Pondering a nebulous term- SUSTAINABILITY

March 23, 2023

Pondering a nebulous term- SUSTAINABILITY

Furniture Today is a trade resource that publishes furniture industry news, trends, predictions and articles on macroeconomic events that are likely to impact consumer spending on  furniture and mattresses. The topic of sustainability is one that has been gaining momentum over the past few years. Furniture Today recently shared polls from retailers and consumers about their willingness to pay more for "sustainable" home furnishings and mattresses.  What is clear is that neither the retailers nor the consumers can actually define the scope of the word. 

The results were that consumers who are buying higher end product are likelier to pay more for sustainable home furnishings and mattresses than consumers buying lower priced furnishings and  mattresses.  This clearly makes sense because consumers with less discretionary income use  price as the primary influential factor to make a purchase and consumers with more have the luxury of factoring their values into the purchasing decision.  Sustainability is currently more important in certain geographical  regions and  a nascent  whisper in others. 

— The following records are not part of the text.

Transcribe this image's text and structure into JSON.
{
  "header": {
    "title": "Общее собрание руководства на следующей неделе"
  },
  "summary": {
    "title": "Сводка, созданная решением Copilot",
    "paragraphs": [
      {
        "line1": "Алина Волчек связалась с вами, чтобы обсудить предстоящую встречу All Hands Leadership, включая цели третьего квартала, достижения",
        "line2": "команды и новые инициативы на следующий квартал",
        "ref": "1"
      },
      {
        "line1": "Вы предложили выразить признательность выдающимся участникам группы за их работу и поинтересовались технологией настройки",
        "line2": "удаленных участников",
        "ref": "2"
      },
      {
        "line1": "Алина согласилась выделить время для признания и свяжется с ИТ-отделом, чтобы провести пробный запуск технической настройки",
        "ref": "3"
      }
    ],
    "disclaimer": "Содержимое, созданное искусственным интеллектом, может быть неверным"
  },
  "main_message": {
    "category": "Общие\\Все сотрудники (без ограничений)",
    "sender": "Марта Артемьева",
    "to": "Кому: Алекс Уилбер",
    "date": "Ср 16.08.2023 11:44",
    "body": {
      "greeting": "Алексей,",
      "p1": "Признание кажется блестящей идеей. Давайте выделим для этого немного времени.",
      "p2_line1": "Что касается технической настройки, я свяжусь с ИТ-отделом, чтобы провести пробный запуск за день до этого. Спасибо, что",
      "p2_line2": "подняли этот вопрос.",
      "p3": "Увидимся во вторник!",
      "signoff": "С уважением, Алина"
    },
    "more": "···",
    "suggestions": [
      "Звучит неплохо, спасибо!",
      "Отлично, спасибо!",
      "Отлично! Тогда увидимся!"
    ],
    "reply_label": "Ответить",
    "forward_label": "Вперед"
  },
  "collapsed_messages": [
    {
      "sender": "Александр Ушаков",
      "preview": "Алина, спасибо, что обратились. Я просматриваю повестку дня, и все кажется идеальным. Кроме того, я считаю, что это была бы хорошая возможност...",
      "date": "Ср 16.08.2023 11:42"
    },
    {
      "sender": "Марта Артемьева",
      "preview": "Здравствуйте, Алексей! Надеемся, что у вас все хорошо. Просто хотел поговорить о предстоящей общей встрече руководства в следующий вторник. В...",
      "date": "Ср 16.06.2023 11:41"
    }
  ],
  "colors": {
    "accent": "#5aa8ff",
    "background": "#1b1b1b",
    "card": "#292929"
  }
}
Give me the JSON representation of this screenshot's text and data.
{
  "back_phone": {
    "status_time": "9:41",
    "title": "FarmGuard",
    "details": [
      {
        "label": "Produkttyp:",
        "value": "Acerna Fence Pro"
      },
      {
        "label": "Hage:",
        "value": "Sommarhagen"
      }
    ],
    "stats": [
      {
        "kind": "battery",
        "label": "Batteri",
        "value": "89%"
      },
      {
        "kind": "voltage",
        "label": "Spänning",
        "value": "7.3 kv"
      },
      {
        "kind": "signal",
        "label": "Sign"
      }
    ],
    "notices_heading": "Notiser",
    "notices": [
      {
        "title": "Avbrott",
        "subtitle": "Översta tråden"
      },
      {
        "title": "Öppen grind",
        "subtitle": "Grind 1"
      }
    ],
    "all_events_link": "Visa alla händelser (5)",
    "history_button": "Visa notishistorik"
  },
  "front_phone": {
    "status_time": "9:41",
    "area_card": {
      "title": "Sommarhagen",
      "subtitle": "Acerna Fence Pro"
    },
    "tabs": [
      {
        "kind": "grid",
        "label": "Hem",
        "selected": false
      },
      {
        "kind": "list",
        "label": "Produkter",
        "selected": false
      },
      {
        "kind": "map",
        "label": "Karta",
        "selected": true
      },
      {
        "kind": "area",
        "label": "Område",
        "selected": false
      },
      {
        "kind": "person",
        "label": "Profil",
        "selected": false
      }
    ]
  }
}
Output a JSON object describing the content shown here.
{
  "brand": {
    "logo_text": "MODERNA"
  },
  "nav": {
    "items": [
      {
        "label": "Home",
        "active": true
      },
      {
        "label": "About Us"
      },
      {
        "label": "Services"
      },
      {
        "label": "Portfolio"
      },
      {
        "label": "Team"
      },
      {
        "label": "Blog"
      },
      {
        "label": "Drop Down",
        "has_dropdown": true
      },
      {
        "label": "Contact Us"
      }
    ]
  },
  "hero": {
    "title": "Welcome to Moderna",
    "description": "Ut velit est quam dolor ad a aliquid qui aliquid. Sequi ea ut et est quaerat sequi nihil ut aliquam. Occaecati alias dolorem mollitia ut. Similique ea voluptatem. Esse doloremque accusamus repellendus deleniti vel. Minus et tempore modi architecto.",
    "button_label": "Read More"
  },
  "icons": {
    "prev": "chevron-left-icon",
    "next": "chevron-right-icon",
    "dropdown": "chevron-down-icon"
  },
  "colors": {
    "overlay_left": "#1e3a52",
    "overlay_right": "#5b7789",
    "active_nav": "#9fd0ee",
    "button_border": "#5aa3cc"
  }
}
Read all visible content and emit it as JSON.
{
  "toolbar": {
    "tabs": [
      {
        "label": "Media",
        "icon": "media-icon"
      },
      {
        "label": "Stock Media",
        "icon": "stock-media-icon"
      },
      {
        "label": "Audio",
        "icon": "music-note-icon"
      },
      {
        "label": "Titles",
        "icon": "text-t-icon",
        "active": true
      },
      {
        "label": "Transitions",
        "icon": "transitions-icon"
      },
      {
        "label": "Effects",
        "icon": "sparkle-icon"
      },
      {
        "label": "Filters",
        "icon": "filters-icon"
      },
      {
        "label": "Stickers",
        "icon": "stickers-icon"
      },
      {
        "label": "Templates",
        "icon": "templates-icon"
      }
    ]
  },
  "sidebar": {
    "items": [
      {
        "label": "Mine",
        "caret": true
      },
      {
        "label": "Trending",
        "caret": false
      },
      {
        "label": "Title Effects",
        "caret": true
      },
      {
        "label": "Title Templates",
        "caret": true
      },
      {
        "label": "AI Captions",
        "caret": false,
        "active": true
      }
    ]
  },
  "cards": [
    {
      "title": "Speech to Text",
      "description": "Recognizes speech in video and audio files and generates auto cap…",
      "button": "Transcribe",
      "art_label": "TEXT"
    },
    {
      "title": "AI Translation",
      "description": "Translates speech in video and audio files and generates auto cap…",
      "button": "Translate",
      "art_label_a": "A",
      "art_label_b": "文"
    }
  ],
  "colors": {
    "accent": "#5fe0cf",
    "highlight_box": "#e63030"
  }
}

What I have observed for decades is that most manufacturers  and retailers seem to misunderstand the  consumers who want  more sustainable products. These consumers tend to fall into two categories that have some overlap. There  are  consumers who prioritize reuse and  circularity to keep products,  components and  packaging that do not biodegrade out of  landfills. Then there  are  consumers who want  to buy  only products that  are non-toxic  and don't harm humans  and  the  entire  ecosystem. These consumers look for natural inputs that have certifications that define inputs and purity. They value transparency and eschew  the  dreaded "proprietary" non-disclosures.  The  latter contingency believes that  since the Industrial Revolution, unregulated chemicals are ubiquitous and  a main ingredient in, not just our food  supply,  but also, in  our buildings, furnishings,  apparel, pharmaceuticals, personal care and  cleaning  products.  They view  unregulated chemicals as a contributing cause of the  ecosystem collapse and the increase of many health conditions and diseases that afflict humans in industrialized nations.

As  a  result,  I have often pondered why manufacturer and retailers seem to keep bringing  product to market that addresses  the  concerns  of just the first set of consumers  that I defined. If  the products addressed the requirements of the second contingency then products would be biodegradable, healthful, circular and drastically reduce microfiber plastics, PFAS, flame retardants, BPA and many more chemicals that are debilitating the entire ecosystem. This leads me to ask if the survey can be conducted to focus on very  specific aspects of sustainability to get a true understanding of what consumers will pay more for and what retailers would then ask of  their manufacturers.

Given my area of focus and passion, I would like  to know what the results  would be  if consumers were polled to respond to this question.  "How much more  would  you pay for products that  are  free of known toxic chemical components that could  impair the health of humans and the ecosystem?"

I  know  that nobody  reads this blog. However, I am challenging two home furnishings legends, Warren Shoulberg and Jerry Epperson, to explore this very specific question that is a criterion in sustainability.  Tag. You're it.